The cdf of a random variable $X$ is given by the following.
\[ F_X(x) = \begin{cases} 0 & x < 0\\\\ \frac x2 & x \in [0,1)\\\\ \frac 23 & x \in [1,2)\\\\ \frac{11}{12} & x \in [2,3) \\\\ 1 & x \ge 3 \end{cases} \] How do I calculate the expectation of the random variable $X$?
$$\int_0^\infty (1 - F(x))\ dx$$
You can come up with a piecewise defined density function by differentiating, but that fails to account for the jump discontinuities at $x=1$, $x=2$, and $x=3$. You get $$ f(x) = 1/2\text{ if }1<x<2\text{ and }f(x)=0\text{ elsewhere}. $$ Calling the random variable (capital) $X$, we then have $$ \begin{cases} \Pr(X\in A) = \int_A \frac12\ dx & \text{if }A\subseteq[0,1), \\[8pt] \Pr(X=1) = 1/6, \\[8pt] \Pr(X=2) = 1/4, \\[8pt] \Pr(X=3) = 1/12. \end{cases} $$ The expected value is then $$ \int_0^1 x\frac12\, dx + 1\cdot\frac16 + 2\cdot\frac14+3\cdot\frac{1}{12}. $$ This is somewhat pedestrian, but it has this advantage over Robert Israel's answer: the method still works even for random variables that can be negative.
There is another, definitely less good way, to find the expectation. Let us analyze the distribution of the random variable $X$. The part before $0$ is harmless.

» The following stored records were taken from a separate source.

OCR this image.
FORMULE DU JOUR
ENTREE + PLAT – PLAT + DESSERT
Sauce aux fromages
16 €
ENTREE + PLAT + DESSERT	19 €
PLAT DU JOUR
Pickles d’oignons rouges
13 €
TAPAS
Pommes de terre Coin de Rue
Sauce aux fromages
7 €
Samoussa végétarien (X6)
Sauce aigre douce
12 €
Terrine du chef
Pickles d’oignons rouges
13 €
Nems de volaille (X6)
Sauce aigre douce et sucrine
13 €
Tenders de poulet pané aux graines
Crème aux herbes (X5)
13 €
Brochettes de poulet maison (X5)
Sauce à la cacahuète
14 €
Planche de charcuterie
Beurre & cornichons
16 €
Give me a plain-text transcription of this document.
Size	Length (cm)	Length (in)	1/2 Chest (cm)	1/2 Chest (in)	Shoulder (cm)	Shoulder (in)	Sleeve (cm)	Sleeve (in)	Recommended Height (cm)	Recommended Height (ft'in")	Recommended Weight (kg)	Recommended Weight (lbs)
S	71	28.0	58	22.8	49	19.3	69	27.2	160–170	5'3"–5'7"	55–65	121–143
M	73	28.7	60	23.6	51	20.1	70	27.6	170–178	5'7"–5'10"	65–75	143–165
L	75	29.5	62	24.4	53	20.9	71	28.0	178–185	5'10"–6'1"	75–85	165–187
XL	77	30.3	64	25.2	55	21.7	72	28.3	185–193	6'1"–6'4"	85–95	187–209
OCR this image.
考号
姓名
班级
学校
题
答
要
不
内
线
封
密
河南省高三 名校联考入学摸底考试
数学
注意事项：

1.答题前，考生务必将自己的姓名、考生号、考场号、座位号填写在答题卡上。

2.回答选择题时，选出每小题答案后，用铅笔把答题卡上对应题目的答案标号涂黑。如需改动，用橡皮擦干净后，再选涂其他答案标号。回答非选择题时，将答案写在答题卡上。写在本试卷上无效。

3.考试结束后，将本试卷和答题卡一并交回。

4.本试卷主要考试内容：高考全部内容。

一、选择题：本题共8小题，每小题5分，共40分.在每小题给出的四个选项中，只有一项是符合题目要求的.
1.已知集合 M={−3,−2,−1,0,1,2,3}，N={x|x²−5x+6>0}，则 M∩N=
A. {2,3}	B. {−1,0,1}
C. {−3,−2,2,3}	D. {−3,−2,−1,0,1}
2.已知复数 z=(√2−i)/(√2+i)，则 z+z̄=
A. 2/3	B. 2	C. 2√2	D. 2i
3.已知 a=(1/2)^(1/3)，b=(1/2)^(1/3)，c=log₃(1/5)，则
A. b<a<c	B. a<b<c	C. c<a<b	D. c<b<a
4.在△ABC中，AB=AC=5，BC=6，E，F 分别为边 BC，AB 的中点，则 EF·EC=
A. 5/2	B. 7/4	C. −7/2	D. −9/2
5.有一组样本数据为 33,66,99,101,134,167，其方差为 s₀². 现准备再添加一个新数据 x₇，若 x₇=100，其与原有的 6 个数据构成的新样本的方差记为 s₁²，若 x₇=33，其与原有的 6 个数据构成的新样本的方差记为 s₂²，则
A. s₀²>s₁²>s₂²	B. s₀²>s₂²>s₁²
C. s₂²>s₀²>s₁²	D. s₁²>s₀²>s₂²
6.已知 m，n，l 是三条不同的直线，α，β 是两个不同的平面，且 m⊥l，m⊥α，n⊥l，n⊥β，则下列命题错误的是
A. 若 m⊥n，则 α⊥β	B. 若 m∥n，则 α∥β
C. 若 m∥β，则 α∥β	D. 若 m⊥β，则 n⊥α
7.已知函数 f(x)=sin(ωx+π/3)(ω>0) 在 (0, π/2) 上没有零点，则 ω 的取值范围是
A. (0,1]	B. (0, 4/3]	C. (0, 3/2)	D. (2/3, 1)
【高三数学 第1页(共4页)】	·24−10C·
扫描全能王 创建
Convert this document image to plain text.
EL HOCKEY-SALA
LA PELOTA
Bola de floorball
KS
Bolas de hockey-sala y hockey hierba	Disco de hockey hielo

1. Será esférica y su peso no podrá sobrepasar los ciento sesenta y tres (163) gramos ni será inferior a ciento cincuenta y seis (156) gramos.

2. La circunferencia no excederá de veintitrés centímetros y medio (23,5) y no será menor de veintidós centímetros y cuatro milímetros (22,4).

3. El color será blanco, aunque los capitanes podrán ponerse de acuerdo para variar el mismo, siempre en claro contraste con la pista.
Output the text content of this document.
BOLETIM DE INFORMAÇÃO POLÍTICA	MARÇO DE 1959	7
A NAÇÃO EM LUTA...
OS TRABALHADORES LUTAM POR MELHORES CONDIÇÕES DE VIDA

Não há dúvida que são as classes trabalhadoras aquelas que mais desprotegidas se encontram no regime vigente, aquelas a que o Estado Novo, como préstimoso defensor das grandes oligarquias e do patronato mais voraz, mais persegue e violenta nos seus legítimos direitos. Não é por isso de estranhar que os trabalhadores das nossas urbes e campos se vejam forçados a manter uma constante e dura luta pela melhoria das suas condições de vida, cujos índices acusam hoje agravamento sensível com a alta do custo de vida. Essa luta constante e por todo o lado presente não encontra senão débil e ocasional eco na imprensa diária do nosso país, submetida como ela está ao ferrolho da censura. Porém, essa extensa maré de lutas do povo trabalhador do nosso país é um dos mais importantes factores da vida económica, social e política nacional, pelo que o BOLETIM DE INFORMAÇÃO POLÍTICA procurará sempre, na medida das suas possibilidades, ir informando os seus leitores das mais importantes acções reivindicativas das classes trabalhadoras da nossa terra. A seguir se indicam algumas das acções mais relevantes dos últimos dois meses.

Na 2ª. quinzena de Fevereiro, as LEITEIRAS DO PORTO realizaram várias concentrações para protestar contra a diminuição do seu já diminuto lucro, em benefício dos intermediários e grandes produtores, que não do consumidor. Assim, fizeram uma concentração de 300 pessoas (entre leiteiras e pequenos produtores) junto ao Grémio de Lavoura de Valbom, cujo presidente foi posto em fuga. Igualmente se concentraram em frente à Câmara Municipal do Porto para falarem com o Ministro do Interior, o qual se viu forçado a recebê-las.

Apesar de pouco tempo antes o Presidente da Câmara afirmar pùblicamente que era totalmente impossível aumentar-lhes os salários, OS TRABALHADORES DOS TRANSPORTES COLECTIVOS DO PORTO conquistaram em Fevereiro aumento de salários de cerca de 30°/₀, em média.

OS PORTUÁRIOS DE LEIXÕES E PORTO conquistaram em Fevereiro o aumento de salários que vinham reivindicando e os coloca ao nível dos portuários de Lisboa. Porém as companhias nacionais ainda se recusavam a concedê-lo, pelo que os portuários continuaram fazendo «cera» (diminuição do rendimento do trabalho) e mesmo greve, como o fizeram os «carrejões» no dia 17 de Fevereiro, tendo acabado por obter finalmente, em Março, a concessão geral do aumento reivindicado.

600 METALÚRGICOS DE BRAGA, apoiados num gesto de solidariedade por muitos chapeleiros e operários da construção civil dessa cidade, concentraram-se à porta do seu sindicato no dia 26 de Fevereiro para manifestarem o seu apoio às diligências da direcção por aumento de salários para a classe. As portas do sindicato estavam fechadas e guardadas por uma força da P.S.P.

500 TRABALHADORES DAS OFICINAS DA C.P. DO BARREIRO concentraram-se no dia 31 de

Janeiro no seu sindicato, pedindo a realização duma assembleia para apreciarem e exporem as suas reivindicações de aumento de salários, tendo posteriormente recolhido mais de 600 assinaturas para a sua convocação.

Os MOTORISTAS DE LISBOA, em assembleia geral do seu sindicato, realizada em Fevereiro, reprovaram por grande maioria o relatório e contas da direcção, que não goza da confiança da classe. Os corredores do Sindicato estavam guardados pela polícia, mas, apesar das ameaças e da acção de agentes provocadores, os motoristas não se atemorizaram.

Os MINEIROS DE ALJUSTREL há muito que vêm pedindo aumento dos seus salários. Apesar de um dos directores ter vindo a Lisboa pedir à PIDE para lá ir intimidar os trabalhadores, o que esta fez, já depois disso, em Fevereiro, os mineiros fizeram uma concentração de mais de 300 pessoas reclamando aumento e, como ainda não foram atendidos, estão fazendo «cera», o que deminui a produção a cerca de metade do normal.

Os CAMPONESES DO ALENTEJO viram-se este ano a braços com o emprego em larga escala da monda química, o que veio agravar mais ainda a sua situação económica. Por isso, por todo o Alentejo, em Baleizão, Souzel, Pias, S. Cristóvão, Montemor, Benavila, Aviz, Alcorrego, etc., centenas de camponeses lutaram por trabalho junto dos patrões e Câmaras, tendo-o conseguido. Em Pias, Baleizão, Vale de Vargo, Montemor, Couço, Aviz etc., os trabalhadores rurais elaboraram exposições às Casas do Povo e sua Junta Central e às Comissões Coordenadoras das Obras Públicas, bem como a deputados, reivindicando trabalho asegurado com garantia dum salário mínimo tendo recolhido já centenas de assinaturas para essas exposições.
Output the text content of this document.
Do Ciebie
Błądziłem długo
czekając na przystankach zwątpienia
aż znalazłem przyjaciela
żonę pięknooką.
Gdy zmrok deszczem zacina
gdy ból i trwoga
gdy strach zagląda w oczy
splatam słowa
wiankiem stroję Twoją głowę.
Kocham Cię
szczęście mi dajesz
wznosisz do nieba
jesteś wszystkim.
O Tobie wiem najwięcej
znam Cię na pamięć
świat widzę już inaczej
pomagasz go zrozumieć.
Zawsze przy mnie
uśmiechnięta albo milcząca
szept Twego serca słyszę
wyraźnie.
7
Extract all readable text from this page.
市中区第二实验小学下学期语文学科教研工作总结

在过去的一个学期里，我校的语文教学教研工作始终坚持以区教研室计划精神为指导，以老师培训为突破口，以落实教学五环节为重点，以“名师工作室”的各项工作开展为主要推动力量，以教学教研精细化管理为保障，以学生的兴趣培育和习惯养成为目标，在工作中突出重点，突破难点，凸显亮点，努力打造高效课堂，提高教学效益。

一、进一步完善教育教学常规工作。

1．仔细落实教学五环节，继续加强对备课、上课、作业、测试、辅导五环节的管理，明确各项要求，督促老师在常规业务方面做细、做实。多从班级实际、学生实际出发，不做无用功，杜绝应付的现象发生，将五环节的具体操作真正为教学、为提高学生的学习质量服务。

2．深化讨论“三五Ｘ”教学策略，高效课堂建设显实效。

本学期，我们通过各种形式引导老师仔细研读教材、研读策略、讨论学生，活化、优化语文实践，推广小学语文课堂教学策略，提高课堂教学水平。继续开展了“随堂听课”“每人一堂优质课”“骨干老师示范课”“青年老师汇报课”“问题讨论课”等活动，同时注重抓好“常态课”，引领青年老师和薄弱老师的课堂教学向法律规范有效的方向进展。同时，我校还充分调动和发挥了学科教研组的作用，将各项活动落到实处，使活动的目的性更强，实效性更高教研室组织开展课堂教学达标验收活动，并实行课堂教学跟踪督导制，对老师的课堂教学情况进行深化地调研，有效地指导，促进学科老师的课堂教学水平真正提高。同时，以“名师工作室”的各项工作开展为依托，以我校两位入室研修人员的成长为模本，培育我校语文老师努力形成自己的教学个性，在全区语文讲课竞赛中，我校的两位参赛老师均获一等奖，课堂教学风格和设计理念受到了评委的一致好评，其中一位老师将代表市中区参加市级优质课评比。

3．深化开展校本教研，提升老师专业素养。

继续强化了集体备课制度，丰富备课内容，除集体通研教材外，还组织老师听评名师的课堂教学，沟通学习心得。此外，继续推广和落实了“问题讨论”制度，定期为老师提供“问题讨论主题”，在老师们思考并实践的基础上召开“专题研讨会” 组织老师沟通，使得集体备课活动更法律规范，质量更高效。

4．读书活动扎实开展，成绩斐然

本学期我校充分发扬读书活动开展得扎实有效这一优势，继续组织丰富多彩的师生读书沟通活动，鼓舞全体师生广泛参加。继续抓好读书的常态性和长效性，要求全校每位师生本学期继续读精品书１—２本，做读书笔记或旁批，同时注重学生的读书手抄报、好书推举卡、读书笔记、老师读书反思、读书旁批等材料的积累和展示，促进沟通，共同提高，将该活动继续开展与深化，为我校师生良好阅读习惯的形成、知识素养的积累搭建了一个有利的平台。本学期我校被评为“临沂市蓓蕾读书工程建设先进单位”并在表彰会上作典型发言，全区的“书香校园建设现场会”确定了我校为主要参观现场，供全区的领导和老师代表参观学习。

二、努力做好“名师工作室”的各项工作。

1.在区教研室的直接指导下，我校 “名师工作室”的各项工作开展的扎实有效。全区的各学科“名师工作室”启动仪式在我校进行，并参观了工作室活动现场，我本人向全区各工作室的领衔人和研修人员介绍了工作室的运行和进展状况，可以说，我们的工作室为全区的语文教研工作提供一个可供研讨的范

For $0\le x\lt 1$, the cumulative distribution function is $x/2$, nice and familiar, the density function is the derivative of the the cdf, which is $1/2$.
At $1$, and all the way up to but not including $2$, the cdf is $2/3$. So there is a sudden jump at $x=1$. As we approach $1$ from the left, the cdf approaches $1/2$, but all of a sudden it is $2/3$ at $1$, and then stays at that all the way to, but not including $2$. What that means is that there is a discrete "weight" of $2/3-1/2$ at $x=1$: $\Pr(X=1)=2/3-1/2=1/6$.
The cdf takes another sudden jump to $11/12$ at $2$. That means we have a weight of $11/12-2/3$, that is, $3/12$, at $x=2$.
Finally, there is another weight of $1/12$ at $x=3$.
To sum up, this is a mixed continuous-discrete situation: there is a continuous uniform distribution, density $1/2$, between $0$ and $1$. In addition, $\Pr(X=1)=1/6$, $\Pr(X=2)=3/12$, and $\Pr(X=3)=1/12$. The moment about the origin (mean) is therefore $$\int_0^1 x\cdot\frac{1}{2}\,dx+ 1\cdot\frac{1}{6}+2\cdot \frac{3}{12}+3\cdot \frac{1}{12}.$$
I think this simplifies to $\dfrac{7}{6}$. You might want to compare that with the result you get from doing it the full integration way. The latter approach is the one you should become comfortable with.